Portal Setor3 – Houve um aumento no número de inscritos no MEI. Isso é positivo?

ASS – É preciso fazer uma análise, pois apareceram muitas pessoas inscritas no MEI apenas para o benefício previdenciário e não para o mercado de trabalho. E tem muitos que deixaram de pagar e não deram baixa no MEI. Eu acho que essa forma de contratação é importante para a empresa, pois reduz custos, mas sempre tomando cuidado para não gerar vínculo empregatício.

Portal Setor3 –  De que forma a reforma trabalhista vai impactar na previdência?

ASS– Vai ter um pequeno impacto sim na previdência e seus benefícios, por quê?
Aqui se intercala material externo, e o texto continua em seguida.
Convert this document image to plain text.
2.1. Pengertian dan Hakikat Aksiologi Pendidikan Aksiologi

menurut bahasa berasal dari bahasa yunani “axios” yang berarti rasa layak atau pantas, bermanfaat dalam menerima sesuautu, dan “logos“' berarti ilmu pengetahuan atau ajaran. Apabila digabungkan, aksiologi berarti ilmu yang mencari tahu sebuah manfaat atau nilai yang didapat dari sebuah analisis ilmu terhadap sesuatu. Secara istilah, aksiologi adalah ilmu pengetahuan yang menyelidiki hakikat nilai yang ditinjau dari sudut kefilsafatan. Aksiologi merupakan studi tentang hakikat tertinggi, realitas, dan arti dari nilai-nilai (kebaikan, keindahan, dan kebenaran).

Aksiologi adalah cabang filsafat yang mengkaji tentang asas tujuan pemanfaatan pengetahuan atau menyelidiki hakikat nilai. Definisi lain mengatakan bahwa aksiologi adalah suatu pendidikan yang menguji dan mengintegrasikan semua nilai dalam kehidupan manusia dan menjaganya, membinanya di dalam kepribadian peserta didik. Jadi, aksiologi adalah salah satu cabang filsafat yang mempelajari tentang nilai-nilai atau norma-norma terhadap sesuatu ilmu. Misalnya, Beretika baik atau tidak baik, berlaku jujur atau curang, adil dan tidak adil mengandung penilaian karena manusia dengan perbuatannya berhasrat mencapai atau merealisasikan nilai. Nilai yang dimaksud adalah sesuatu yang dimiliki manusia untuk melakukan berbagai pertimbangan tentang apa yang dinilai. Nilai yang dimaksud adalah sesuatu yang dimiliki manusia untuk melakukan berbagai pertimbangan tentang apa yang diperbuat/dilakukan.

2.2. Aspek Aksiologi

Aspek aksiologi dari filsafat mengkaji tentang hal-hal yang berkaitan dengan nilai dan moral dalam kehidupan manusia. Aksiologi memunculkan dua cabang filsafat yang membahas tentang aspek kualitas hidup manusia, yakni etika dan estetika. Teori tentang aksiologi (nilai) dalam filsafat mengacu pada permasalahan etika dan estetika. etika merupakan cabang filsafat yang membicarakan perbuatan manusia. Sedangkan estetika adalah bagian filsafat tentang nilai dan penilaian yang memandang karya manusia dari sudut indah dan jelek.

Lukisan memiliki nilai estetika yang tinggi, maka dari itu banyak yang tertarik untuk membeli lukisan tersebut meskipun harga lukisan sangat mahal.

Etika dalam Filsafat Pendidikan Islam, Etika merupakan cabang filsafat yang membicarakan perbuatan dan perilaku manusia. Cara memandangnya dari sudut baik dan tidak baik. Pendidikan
No artigo 9011, diz que no mês que o trabalhador não atingir o salário mínimo terá que fazer um recolhimento complementar do INSS, mas no caso de um jovem aprendiz que ganha menos do que um salário mínimo vai haver o recolhimento complementar, senão ele não terá direito ao auxílio doença e ninguém está alertando esse trabalhador. Os gestores, analistas, supervisores de área de recursos humanos precisam buscar mais informações, se adequar ao mercado de trabalho para dar mais informações aos seus colaboradores, porque as pessoas estão meio perdidas. Existem cursos e palestras que oferecem essas informações.